Dünyada postmodern toplum fikrinin aileyi çökertecek sapkın yönlere sürüklendiği, ülkemizde ise ailenin büyük sarsıntı geçirdiği bir zaman diliminde, stratejik ve hayatî bir karar bu. Diyanet’i, Diyanet İşleri Başkanı Ali Erbaş Hocamızı bu anlamlı girişimlerinden ötürü kutluyorum.
HZ. PEYGAMBER‘İN, CAMİ’NİN VE AİLE’NİN ÇAĞRISI
Hz. Peygamber (sav) Yaratıcı ile yaratılan insan arasında, Yaratıcı’nın emirlerini insana beyan eden ve hayata geçiren bir konuma sahip. “Yaşayan Kur’an” olarak Hz. Peygamber’in konumu, elbette ki, sadece aracı’lıktan ibaret değil. Hz. Peygamber’in asıl konumu, “kurucu” olmasıdır: İslâm’ın hayata nasıl aktarılacağını ortaya koyması. Hem sûreti ile hem de sîreti ile.
Cümle şu: Hz.
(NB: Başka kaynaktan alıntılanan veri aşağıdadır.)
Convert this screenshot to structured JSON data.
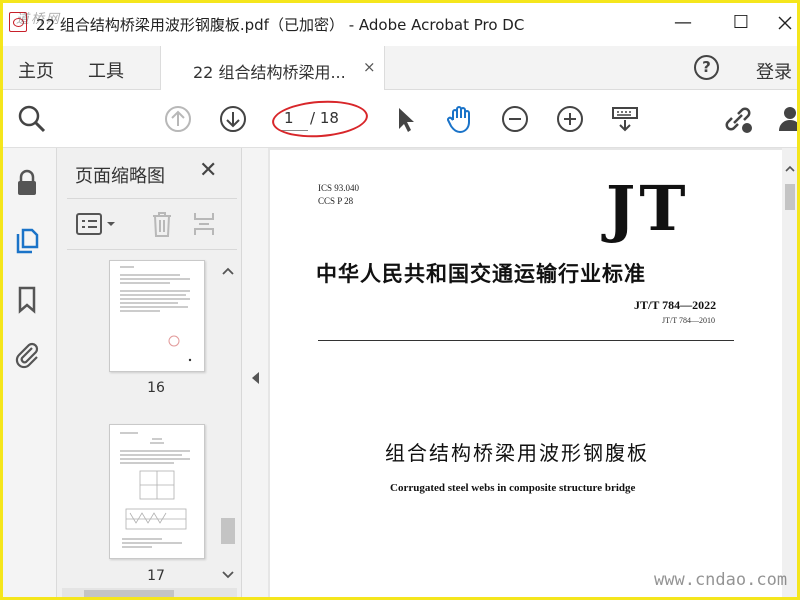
{
  "window": {
    "title": "22  组合结构桥梁用波形钢腹板.pdf（已加密） - Adobe Acrobat Pro DC",
    "minimize": "—",
    "maximize": "☐",
    "watermark": "道桥网"
  },
  "tabbar": {
    "home_label": "主页",
    "tools_label": "工具",
    "doc_tab_label": "22  组合结构桥梁用...",
    "doc_tab_close": "×",
    "help": "?",
    "login_label": "登录"
  },
  "toolbar": {
    "current_page": "1",
    "total_pages": "/ 18",
    "icons": [
      "search-icon",
      "prev-page-icon",
      "next-page-icon",
      "select-cursor-icon",
      "hand-tool-icon",
      "zoom-out-icon",
      "zoom-in-icon",
      "keyboard-icon",
      "share-link-icon",
      "user-icon"
    ],
    "accent_color": "#1a73c8",
    "annotation_color": "#d8262a"
  },
  "sidebar_rail": {
    "icons": [
      "lock-icon",
      "page-thumbnails-icon",
      "bookmark-icon",
      "attachment-icon"
    ]
  },
  "thumbnail_panel": {
    "title": "页面缩略图",
    "close": "✕",
    "thumbnails": [
      {
        "label": "16"
      },
      {
        "label": "17"
      }
    ]
  },
  "document": {
    "ics": "ICS 93.040",
    "ccs": "CCS  P 28",
    "logo": "JT",
    "standard_title": "中华人民共和国交通运输行业标准",
    "standard_code": "JT/T 784—2022",
    "replaces": "JT/T 784—2010",
    "title_cn": "组合结构桥梁用波形钢腹板",
    "title_en": "Corrugated steel webs in composite structure bridge"
  },
  "watermark_bottom": "www.cndao.com"
}
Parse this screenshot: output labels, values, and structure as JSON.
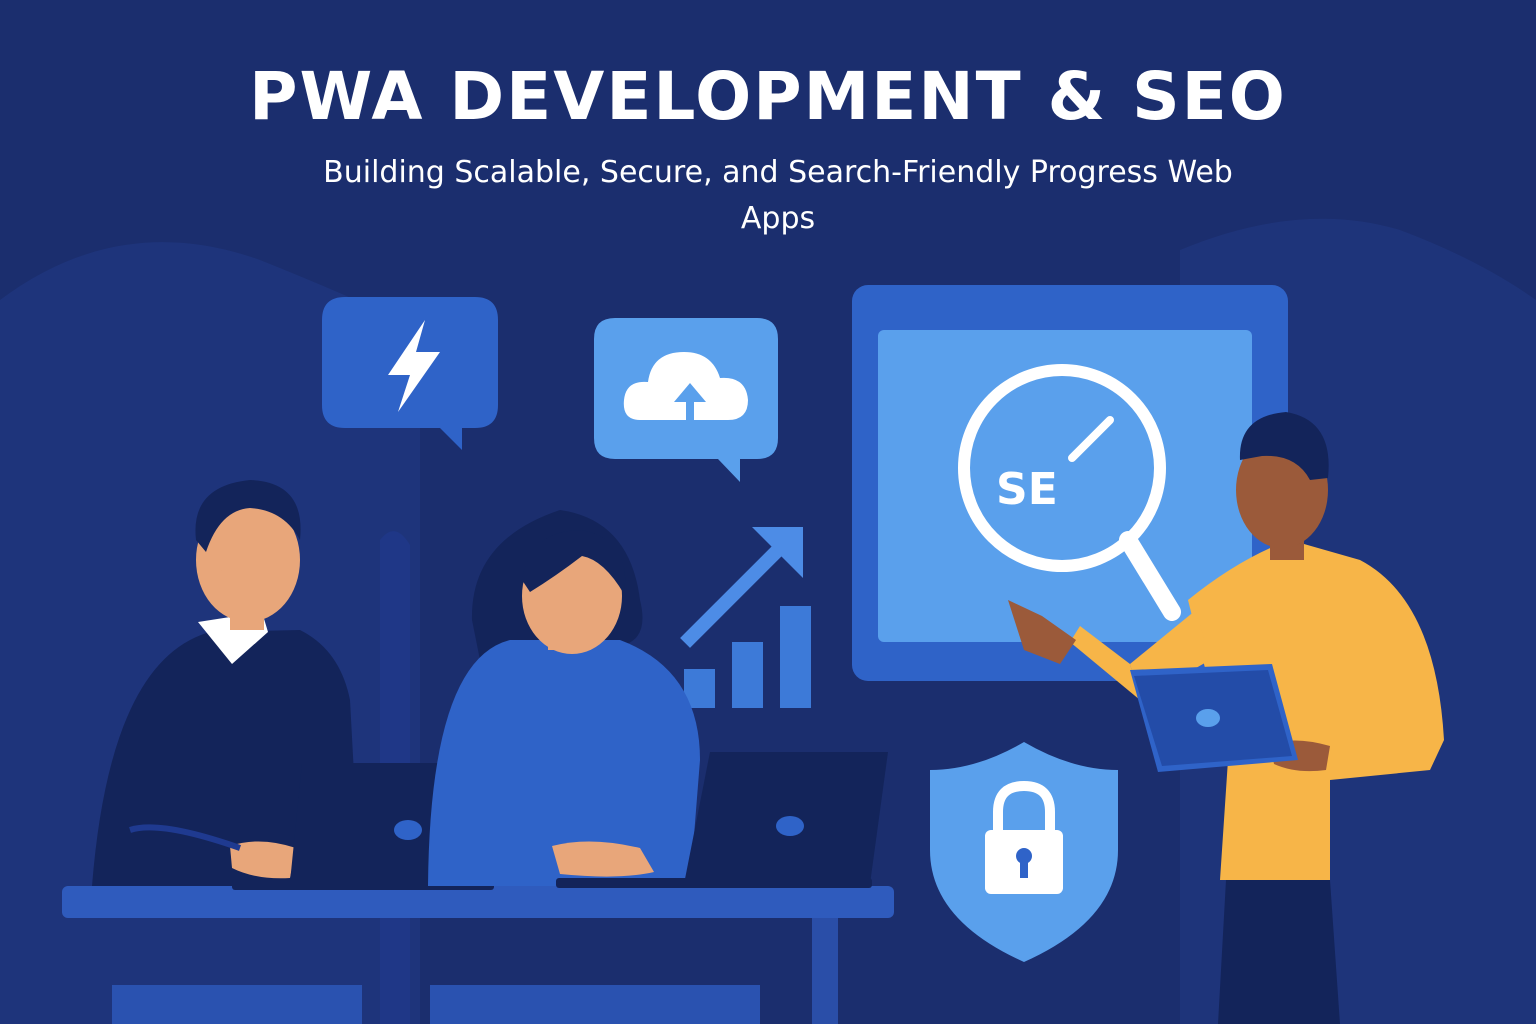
{
  "header": {
    "title": "PWA DEVELOPMENT & SEO",
    "subtitle": "Building Scalable, Secure, and Search-Friendly Progress Web Apps"
  },
  "illustration": {
    "screen_text": "SE",
    "icons": [
      "lightning-icon",
      "cloud-upload-icon",
      "growth-chart-icon",
      "search-check-icon",
      "shield-lock-icon"
    ]
  },
  "colors": {
    "background": "#1b2e6e",
    "panel_blue": "#2f63c8",
    "light_blue": "#5aa0ec",
    "navy": "#13245a",
    "accent_yellow": "#f7b548"
  }
}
Peygamber, İlâhî olan’dan beşerî olan’a ulaşmanın, ilâhî mesajı beşere ulaştırmanın ve hayata nasıl aktarılacağını ortaya koymanın hem vasıtası hem de vasat’ıdır.
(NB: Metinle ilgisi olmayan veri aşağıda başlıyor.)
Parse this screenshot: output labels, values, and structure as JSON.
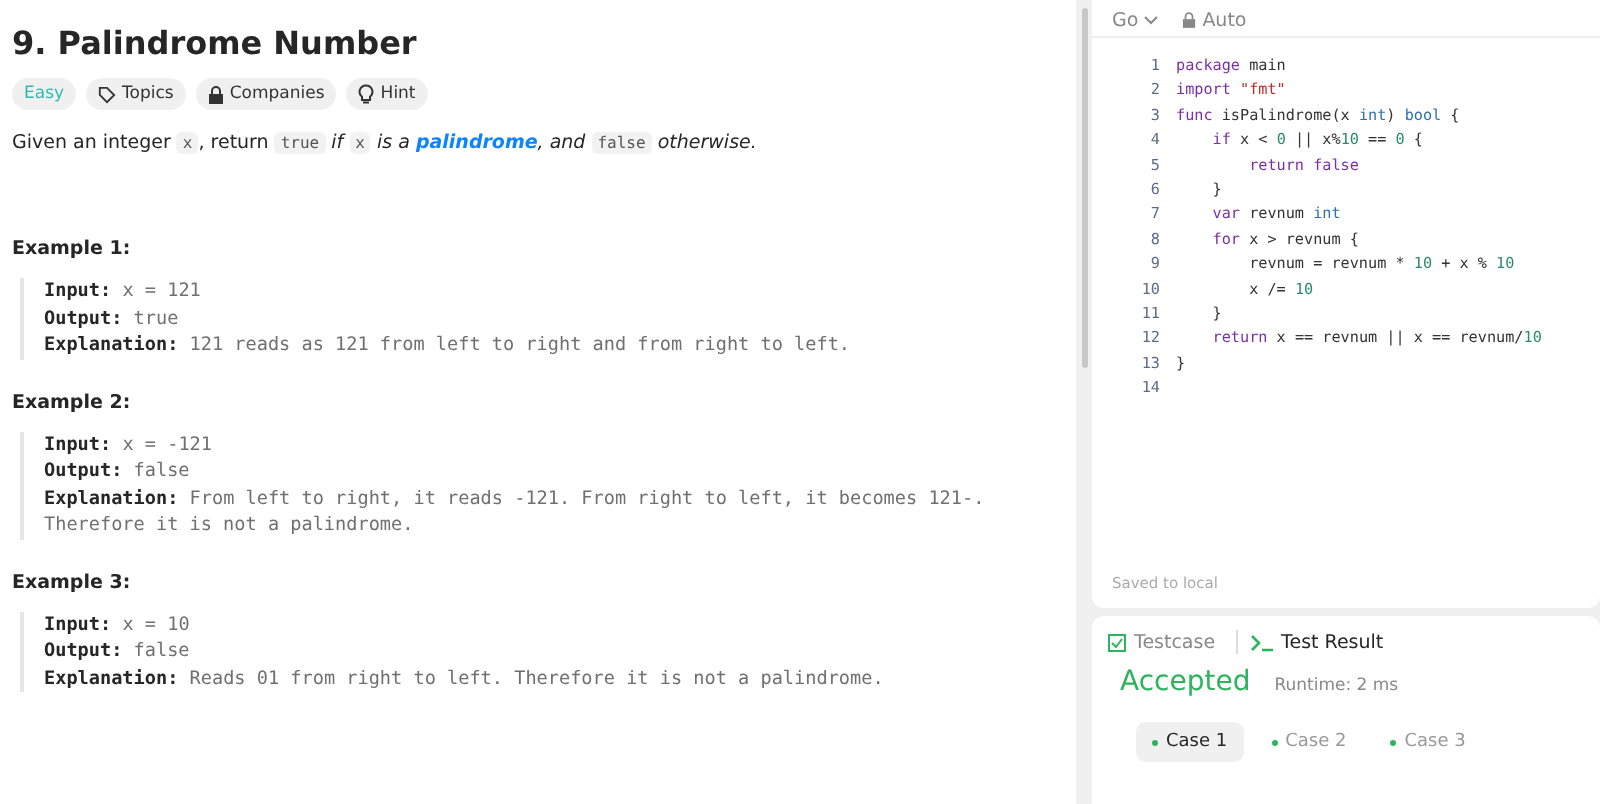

Benzer bir fonksiyona cami de sahiptir: Cami, Allah’ın (cc) evidir. Dolayısıyla insanın Rabb’iyle buluşma yeri. Uhrevî olanla dünyevî olan’ın kavşak noktası. Kabe’nin sembolü. Tevhid’in remzi. Bütün Müslümanların birliğinin adresi ve ifadesi.